On Robust Hypothesis Testing with respect to the Hellinger Distance
Provides theoretical foundations for robust hypothesis testing under misspecification, relevant to statistics and machine learning practitioners dealing with distribution shifts.
The paper studies robust hypothesis testing when observed samples come from distributions close to, but not exactly, the specified ones. It derives a lower bound on the slack factor needed for any test to remain robust under Hellinger distance and analyzes a test for composite hypotheses defined by Hellinger balls.

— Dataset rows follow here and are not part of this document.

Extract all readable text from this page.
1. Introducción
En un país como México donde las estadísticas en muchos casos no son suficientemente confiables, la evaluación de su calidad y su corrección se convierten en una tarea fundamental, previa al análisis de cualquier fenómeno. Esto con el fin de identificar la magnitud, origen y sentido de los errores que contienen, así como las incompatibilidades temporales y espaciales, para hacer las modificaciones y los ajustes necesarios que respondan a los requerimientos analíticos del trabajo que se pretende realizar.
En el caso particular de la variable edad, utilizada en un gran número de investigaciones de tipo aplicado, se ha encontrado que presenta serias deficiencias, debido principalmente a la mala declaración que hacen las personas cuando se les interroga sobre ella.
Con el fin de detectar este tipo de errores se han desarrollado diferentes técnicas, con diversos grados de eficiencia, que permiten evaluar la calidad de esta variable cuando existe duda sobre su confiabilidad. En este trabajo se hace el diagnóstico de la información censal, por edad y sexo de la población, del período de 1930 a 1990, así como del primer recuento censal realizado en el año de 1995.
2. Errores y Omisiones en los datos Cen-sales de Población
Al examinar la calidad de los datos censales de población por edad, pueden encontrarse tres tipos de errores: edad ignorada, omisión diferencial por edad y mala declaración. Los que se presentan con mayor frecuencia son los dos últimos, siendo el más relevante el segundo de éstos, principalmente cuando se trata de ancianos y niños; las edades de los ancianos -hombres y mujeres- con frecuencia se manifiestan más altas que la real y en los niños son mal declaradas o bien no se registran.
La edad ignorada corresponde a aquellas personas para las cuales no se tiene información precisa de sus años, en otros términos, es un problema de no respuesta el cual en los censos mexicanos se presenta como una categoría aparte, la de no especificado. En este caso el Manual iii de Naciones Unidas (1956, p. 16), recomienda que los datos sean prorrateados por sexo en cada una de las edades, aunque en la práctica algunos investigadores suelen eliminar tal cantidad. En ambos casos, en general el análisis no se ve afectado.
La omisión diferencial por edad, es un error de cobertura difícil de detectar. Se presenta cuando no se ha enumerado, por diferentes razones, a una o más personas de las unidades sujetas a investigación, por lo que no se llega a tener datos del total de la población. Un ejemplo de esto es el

We study a variant of the simple hypothesis testing problem where observed samples do not necessarily come from either of the specified distributions, but rather from a close variant of them. In this setting, we require a test that is robust to misspecification and identifies which distribution is closer in Hellinger distance. If the underlying distribution is nearly equidistant from both hypotheses, the problem becomes intractable. Our main result is a lower bound on the slack factor, which quantifies how much closer the underlying distribution must be to one hypothesis relative to the other for any test to remain robust. We also demonstrate the implications of this result for testing with respect to symmetric chi-squared distance. Finally, we study an alternative way to specify robustness, where each hypothesis is a Hellinger ball around a fixed distribution. We provide and analyze a test for this composite hypothesis testing problem.